The DSO was obviously inspired by the Vienna Philharmonic’s traditional New Year’s concerts when planning this weekend’s program. After one substantial piece to launch the evening, the rest of the program featured a parade of short, highly familiar works mostly by Viennese composers of Emperor Franz Josef’s day: Johann Strauss II, his brother Josef, Brahms and Suppé (when’s the last time Suppé appeared on a DSO subscription program?).

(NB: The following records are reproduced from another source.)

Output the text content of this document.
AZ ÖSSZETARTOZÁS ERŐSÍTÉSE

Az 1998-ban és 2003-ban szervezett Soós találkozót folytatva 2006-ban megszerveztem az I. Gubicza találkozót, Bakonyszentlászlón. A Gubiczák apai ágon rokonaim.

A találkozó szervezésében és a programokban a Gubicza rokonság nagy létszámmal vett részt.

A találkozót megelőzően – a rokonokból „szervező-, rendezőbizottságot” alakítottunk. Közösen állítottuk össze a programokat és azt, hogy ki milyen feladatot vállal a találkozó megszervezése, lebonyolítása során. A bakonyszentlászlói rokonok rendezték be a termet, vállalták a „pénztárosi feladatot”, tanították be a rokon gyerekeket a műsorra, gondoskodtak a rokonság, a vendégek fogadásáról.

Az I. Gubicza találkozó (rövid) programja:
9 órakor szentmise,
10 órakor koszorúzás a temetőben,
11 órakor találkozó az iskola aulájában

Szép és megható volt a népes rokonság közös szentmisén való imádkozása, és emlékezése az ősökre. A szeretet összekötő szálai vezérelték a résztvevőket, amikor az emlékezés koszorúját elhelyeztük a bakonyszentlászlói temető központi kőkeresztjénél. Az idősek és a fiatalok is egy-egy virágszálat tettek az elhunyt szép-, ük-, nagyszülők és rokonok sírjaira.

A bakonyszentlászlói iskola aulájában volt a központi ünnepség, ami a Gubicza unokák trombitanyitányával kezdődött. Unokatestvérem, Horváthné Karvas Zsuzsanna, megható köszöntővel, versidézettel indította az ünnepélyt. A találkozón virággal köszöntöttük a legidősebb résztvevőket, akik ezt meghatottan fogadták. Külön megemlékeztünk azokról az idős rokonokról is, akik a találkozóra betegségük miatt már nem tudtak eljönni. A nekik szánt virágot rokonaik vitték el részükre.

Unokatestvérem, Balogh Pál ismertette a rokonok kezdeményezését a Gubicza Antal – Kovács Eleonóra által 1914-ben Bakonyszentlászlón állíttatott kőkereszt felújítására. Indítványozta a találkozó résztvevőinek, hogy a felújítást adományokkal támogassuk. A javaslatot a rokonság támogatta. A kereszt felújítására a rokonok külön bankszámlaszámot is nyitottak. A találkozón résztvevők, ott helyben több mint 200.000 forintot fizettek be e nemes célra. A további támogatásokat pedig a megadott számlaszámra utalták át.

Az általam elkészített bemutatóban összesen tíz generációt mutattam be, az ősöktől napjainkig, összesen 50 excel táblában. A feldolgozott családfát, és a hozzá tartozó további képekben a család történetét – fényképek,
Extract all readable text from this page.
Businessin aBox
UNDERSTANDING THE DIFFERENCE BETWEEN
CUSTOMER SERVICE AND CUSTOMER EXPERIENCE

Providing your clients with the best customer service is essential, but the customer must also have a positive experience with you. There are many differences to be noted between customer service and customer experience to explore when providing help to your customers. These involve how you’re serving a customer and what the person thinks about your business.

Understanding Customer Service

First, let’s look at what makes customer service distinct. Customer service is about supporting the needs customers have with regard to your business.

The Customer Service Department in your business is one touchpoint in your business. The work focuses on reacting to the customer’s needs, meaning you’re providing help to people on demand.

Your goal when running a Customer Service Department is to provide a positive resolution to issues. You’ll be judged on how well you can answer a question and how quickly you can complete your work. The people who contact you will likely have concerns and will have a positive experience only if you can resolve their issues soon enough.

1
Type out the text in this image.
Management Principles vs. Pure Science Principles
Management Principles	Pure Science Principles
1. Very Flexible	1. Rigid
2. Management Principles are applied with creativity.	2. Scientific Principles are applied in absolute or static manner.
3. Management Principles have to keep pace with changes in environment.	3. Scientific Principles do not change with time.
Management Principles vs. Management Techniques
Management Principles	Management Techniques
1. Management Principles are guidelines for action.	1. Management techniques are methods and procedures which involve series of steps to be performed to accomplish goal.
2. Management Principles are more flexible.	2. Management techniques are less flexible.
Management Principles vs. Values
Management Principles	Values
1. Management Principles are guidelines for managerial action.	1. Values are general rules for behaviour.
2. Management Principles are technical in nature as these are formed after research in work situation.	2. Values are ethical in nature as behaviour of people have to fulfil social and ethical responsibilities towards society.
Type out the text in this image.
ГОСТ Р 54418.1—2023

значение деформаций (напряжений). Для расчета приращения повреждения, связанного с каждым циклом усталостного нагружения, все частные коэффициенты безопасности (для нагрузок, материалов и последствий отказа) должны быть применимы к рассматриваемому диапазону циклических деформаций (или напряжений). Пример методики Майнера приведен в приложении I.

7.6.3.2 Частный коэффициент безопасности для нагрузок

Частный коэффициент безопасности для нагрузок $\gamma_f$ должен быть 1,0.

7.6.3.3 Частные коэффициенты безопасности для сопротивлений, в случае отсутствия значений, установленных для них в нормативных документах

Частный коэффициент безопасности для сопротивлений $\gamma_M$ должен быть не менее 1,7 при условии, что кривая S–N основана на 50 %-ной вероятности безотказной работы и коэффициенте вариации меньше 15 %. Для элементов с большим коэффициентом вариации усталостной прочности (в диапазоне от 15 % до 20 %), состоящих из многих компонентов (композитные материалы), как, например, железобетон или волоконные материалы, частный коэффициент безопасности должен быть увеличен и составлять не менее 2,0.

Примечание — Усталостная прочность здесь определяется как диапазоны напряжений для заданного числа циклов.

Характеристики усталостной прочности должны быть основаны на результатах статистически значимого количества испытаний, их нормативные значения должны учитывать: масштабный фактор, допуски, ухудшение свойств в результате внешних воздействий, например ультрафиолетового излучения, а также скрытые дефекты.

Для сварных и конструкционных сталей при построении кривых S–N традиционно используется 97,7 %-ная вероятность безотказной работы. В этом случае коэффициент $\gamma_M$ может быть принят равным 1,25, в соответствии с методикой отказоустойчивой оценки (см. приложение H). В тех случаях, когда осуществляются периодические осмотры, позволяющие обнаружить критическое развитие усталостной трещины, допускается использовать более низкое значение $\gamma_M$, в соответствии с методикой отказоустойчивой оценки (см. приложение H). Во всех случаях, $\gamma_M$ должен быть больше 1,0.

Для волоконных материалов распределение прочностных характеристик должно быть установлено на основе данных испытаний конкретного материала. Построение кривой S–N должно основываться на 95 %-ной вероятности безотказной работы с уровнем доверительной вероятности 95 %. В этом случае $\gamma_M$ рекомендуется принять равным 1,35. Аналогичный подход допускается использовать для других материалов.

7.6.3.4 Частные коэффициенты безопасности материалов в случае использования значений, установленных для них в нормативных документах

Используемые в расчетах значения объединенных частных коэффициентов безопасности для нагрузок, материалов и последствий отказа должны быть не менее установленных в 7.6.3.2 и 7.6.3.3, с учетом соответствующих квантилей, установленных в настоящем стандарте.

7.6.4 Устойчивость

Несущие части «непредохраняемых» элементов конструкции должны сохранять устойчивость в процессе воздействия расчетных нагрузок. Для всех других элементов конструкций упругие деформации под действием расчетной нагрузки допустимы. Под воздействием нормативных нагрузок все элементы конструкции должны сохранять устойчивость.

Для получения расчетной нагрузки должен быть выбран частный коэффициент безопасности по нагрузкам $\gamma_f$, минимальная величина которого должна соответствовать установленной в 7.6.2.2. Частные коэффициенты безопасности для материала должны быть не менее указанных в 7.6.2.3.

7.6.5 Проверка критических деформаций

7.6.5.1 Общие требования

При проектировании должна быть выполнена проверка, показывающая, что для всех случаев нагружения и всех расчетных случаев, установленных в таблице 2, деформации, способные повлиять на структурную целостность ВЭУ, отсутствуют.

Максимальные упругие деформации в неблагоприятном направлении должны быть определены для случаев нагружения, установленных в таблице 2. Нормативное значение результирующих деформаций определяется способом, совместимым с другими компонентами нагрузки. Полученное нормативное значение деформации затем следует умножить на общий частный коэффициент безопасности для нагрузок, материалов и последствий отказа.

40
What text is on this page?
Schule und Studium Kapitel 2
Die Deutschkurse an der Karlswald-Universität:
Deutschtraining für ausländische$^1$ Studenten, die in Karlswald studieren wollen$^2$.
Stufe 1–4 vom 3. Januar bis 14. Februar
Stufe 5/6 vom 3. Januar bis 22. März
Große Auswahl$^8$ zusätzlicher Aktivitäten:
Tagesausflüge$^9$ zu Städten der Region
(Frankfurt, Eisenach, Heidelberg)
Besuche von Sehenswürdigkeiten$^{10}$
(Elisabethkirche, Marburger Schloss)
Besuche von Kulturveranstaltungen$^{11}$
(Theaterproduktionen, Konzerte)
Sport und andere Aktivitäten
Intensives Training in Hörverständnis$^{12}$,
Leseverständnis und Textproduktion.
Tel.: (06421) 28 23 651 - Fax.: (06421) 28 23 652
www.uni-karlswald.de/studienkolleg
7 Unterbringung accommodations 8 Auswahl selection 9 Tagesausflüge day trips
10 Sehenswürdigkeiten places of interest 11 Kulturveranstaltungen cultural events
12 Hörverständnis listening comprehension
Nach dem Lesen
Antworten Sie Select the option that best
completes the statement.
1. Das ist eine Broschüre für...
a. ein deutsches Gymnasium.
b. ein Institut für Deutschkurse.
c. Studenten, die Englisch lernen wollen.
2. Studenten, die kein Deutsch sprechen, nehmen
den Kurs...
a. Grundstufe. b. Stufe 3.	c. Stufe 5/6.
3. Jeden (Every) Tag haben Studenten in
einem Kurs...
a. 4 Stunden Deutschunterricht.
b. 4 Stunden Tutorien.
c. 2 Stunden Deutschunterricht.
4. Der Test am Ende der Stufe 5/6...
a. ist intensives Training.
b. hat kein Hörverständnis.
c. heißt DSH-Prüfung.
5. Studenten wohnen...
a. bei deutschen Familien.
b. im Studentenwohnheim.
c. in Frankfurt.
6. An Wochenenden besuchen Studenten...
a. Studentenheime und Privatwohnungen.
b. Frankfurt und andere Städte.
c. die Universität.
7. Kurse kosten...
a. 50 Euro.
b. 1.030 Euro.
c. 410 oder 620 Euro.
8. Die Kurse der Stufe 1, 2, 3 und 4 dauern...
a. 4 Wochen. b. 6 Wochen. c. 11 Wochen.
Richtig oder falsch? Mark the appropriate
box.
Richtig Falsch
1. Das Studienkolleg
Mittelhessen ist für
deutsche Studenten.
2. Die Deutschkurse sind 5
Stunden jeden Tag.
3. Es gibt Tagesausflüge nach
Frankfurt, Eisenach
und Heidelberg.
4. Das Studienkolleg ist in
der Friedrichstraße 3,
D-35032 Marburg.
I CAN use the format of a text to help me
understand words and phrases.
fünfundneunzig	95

It was tuneful, toe-tapping stuff of the likes of Strauss the Second’s Die Fledermaus Overture, Brahms’ Hungarian Dance No. 5 and Suppé’s Light Cavalry Overture. To add a little American flavor, there were Leroy Anderson’s The Typewriter and Sousa’s The Stars and Stripes Forever (the third of three encores). The typist was principal percussionist Douglas Howard and his instrument was an old Royal — found, I’m told, on eBay.

The one bit of traditional symphonic fare was Mussorgsky’s Pictures at an Exhibition — but in Leopold Stokowski’s orchestration, not the much-more-familiar Ravel.

This unorthodox program may have offended a symphonic traditionalist or two, but the audience clearly was on Van Zweden’s side. The concert will be repeated Friday through Sunday.